I should also note that it wasn’t always called Huangshan. It used to be called Yishan, yi being another word for “black.” I’m not sure why. It didn’t look black. Gray, yes, but not black. In any case, when Emperor Hsuan-tsung passed by the mountain in the eighth century, he decided to change the name to Huangshan, or Yellow Mountain,
in honor of Huang-ti, the Yellow Emperor, who reportedly completed his course of Taoist training there. Hsuan-tsung, too, had no idea what was on top. But we did. We had seen photos—and paintings.
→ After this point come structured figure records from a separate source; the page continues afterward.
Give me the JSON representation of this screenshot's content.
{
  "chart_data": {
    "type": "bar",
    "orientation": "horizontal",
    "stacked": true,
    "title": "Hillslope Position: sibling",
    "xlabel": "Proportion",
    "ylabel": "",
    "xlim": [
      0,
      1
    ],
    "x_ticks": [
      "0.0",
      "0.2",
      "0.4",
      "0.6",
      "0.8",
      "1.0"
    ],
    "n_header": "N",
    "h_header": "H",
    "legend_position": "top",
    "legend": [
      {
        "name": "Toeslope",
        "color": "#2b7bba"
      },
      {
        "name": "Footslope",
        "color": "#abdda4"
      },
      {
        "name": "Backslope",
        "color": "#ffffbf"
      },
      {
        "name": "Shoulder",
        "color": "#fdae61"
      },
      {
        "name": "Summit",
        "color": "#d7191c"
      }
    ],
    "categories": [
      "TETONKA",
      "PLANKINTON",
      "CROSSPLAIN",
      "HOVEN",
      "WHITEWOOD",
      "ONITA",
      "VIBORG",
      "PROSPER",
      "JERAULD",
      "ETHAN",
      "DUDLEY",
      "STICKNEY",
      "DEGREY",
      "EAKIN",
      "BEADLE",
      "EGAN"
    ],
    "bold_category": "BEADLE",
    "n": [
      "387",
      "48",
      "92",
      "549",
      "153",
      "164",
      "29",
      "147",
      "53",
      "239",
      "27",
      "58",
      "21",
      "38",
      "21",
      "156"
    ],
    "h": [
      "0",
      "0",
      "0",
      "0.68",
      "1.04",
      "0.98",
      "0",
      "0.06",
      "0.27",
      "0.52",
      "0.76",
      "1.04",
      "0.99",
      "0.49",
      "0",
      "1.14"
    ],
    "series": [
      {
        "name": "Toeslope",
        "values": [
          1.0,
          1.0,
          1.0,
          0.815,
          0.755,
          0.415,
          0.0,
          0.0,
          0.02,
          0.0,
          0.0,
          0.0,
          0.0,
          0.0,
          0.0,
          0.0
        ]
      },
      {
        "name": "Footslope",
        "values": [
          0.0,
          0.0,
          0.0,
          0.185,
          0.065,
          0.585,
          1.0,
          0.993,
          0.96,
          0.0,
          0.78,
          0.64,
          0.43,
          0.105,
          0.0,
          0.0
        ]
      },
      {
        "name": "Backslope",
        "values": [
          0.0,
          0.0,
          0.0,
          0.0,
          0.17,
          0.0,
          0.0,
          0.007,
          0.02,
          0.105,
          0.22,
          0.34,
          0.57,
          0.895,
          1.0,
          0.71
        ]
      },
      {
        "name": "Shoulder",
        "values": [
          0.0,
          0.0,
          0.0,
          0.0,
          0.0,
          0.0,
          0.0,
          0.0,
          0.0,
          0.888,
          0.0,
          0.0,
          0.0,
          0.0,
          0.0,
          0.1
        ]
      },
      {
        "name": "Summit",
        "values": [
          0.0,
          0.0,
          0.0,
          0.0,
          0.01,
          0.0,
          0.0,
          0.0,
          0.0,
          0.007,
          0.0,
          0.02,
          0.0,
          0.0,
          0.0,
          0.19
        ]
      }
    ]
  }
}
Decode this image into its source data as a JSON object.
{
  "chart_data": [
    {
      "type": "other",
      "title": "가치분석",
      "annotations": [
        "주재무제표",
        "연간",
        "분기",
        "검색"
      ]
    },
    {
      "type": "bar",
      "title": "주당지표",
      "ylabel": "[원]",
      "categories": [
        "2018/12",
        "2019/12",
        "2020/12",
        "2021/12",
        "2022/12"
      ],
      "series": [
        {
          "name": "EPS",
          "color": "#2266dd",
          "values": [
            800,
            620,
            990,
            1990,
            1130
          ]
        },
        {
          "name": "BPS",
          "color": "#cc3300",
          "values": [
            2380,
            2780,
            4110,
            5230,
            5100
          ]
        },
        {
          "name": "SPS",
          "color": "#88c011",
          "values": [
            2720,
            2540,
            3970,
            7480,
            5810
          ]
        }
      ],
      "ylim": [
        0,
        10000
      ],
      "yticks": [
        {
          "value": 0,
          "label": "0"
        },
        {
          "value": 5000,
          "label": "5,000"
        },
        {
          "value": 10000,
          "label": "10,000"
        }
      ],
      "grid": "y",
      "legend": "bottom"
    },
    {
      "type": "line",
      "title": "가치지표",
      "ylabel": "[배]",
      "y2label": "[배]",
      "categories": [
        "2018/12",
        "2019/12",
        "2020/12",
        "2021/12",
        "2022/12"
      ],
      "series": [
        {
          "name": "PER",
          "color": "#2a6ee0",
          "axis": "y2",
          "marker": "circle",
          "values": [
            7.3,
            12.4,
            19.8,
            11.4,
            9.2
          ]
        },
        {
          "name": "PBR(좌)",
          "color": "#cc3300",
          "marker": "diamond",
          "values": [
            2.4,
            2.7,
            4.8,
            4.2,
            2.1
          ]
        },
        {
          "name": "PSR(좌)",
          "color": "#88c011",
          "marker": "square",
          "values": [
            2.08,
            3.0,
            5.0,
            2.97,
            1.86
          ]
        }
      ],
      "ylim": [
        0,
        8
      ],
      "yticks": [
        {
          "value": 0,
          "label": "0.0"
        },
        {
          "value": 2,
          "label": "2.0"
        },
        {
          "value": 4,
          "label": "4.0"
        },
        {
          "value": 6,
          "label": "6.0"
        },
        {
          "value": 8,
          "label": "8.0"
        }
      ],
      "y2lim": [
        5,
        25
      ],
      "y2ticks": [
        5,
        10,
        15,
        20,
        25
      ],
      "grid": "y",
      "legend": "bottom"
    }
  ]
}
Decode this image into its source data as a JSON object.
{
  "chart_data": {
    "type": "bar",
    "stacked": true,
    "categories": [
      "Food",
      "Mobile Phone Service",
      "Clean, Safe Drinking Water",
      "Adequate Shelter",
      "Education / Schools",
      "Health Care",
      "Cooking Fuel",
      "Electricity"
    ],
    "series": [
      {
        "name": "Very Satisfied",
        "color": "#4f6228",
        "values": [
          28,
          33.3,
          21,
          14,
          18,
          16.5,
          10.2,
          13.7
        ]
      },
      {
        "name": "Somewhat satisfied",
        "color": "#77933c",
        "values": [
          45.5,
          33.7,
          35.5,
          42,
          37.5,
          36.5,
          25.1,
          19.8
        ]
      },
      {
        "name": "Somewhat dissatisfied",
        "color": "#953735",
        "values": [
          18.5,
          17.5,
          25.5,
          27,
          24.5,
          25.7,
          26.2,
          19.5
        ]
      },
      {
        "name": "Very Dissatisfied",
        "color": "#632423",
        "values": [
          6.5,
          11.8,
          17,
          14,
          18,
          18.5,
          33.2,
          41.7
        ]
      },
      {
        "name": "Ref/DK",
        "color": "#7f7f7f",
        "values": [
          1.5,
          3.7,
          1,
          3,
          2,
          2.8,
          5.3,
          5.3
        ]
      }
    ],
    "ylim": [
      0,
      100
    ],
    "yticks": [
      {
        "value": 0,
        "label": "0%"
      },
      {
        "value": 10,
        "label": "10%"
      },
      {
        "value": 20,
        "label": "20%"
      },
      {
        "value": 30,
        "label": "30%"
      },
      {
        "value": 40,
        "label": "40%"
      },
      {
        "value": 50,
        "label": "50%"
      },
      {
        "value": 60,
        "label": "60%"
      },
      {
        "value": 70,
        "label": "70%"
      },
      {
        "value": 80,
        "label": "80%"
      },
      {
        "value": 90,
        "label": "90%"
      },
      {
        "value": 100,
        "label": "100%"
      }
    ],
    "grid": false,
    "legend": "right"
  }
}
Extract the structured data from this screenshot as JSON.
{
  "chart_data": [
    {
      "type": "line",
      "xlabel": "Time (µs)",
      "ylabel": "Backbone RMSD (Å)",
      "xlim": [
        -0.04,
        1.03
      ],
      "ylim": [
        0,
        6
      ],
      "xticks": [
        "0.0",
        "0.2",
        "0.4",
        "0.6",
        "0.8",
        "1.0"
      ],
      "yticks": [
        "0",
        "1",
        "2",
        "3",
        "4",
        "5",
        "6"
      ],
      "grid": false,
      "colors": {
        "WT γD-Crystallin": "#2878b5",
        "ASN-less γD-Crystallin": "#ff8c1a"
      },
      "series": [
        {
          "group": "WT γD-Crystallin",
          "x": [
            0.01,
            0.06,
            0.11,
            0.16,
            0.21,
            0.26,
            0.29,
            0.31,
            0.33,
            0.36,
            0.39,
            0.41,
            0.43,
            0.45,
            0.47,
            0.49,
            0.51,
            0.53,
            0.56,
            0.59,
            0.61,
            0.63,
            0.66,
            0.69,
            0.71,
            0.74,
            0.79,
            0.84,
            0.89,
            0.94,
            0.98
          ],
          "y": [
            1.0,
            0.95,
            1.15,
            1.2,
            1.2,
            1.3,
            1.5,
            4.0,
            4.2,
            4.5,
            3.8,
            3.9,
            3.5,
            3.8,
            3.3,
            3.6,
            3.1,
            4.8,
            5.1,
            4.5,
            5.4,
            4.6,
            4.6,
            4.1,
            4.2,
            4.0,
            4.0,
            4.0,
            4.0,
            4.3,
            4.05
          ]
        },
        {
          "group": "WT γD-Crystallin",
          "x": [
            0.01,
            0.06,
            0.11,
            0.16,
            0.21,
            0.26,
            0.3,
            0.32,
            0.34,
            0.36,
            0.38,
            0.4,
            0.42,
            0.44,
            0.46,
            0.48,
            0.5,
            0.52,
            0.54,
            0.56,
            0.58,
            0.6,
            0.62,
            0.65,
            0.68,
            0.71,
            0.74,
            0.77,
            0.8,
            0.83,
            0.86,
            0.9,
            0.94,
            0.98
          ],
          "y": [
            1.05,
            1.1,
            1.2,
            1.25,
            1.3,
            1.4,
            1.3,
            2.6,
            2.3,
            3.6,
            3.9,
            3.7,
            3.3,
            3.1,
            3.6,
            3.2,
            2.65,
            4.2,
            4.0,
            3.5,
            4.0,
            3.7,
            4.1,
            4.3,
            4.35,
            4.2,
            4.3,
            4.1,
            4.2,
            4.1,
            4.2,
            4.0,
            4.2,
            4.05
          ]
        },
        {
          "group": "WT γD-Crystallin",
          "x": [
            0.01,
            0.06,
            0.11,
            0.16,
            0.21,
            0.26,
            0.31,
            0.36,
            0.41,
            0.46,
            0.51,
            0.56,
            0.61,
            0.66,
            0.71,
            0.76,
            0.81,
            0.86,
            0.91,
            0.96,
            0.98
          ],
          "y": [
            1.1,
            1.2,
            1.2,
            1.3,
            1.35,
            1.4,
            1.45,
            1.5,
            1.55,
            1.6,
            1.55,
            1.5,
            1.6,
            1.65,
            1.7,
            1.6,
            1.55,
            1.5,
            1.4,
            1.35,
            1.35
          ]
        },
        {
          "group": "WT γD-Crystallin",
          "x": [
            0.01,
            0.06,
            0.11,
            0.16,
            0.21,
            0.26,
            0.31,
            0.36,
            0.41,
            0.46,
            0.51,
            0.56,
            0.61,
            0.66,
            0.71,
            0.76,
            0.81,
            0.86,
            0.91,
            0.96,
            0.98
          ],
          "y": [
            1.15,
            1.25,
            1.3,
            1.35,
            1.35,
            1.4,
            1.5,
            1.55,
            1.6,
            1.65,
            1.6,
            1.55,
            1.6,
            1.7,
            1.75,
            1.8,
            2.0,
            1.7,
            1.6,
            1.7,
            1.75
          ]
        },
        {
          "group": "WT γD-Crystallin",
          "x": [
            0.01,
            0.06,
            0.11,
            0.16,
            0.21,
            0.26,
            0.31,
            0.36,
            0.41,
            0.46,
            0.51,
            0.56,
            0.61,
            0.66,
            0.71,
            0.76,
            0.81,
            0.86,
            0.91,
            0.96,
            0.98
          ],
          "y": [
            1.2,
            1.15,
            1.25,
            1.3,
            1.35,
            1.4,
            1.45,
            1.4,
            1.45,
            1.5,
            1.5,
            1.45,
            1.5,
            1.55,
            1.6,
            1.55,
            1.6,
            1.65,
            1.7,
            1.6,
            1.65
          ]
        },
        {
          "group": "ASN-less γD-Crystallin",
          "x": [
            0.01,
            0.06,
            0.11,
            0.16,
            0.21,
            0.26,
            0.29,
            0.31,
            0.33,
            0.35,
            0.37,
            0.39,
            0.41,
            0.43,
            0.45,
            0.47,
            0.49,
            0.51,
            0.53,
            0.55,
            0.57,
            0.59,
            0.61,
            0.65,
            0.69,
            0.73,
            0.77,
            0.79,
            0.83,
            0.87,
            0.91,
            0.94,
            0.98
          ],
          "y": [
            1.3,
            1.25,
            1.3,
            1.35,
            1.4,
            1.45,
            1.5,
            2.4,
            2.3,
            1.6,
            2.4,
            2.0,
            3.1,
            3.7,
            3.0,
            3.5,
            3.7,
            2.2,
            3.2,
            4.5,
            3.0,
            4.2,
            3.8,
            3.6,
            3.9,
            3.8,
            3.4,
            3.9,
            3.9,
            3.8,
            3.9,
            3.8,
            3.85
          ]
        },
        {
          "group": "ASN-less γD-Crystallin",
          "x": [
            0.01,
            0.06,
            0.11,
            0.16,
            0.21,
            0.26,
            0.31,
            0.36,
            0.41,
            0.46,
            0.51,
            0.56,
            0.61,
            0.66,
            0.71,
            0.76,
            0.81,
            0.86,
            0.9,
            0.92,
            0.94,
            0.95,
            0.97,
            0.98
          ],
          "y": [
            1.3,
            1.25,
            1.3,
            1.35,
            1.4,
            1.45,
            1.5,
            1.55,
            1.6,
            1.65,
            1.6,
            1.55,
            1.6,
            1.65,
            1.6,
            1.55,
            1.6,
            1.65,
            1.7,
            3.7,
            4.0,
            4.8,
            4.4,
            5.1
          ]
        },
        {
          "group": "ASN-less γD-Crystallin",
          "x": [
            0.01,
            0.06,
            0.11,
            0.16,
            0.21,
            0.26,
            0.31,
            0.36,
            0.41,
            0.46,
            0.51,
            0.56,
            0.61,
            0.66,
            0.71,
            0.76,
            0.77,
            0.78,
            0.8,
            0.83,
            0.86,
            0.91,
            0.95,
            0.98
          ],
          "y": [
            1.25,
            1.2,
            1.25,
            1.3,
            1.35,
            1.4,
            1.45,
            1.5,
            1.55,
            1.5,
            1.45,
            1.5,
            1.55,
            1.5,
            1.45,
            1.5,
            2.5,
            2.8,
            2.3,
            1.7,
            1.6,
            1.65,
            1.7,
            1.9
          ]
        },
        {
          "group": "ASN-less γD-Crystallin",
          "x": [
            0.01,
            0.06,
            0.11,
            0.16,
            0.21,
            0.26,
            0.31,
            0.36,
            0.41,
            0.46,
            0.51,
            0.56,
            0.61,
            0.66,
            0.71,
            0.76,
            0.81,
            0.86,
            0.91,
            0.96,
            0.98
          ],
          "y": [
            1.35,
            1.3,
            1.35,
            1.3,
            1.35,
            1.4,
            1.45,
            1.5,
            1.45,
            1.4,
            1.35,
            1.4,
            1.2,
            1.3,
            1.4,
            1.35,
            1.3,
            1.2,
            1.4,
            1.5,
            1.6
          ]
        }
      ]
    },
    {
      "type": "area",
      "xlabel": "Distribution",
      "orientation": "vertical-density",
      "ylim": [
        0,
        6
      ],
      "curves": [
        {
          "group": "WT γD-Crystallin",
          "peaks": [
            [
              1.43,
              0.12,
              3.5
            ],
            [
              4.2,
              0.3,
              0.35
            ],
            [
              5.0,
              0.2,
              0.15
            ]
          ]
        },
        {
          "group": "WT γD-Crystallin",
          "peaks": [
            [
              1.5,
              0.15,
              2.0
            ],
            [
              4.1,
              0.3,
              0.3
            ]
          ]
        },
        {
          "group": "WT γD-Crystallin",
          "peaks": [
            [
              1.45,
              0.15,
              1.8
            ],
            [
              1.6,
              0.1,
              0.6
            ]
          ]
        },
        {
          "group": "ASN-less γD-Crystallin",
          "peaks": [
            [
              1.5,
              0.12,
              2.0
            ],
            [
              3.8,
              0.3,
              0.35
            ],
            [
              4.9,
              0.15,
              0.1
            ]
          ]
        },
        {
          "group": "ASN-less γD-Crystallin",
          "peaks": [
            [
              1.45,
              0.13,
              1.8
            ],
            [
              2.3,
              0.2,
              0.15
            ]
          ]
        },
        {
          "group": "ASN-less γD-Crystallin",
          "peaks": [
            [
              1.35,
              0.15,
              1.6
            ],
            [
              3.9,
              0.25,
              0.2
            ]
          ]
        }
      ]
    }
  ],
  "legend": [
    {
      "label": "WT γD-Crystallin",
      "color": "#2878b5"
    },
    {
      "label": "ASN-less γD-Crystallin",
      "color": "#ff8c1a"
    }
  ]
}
Finally, ninety minutes after leaving Tunhsi, we arrived at the foot of the mountain at a place called Tangkou. After dropping our gear at a cheap hotel near the bus station, we took a shuttle bus halfway up the mountain to Yunku Temple. The temple was long gone but not the name. It sounded nice: Cloud Valley Temple. It was just past eight o’clock in the morning when we arrived, but there must have been close to five hundred people already in line. They were all waiting for the cable car.
People who visit Huangshan have their choice: the cable car or the trail, and both begin at the former site of Yunku Temple. The trail is 7.5 kilometers and takes three hours to walk. The cable car takes ten minutes. The wait, though, can last hours. In our case, it lasted two hours, which was still better—we thought—than hiking to the top. At least we wouldn’t be exhausted when we got there.
Huangshan peak in a sea of clouds
Finally, our turn came, and up we went. Even if the cable car was a bit crowded, it was a glorious ascent. Ten minutes later, we were standing just below the northeast corner of the summit. One of the first things we noticed when we got out of the cable car was a sign saying that smoking was only allowed in designated areas and discarding trash was prohibited. This was good news. When Steve and I first visited the mountain several years earlier, the place was littered with trash. This time, we had to look hard to find anything, even a cigarette butt. If any mountain deserved this sort of respect, it was Huangshan.
Everyone who has ever been there agrees: it’s the most spectacular mountain in China. But standing there awestruck was not the way to enjoy the mountain, a mountain that’s an infinitely long scroll with a thousand views. From the cable car terminal, we followed the main trail of stone steps for about ten minutes, then we turned onto a side trail that led to a place called Shihhsinfeng, or Finally Believing Peak. The view is one of the most photographed and painted scenes on Huangshan. Huangshan is famous for two things: its rock spires, barren of everything except a few gnarled pines, and its sea of clouds that often obscure the rock spires and gnarled pines, leaving only a single protruding pinnacle or branch. Shihhsinfeng is famous for both, and both were waiting for us.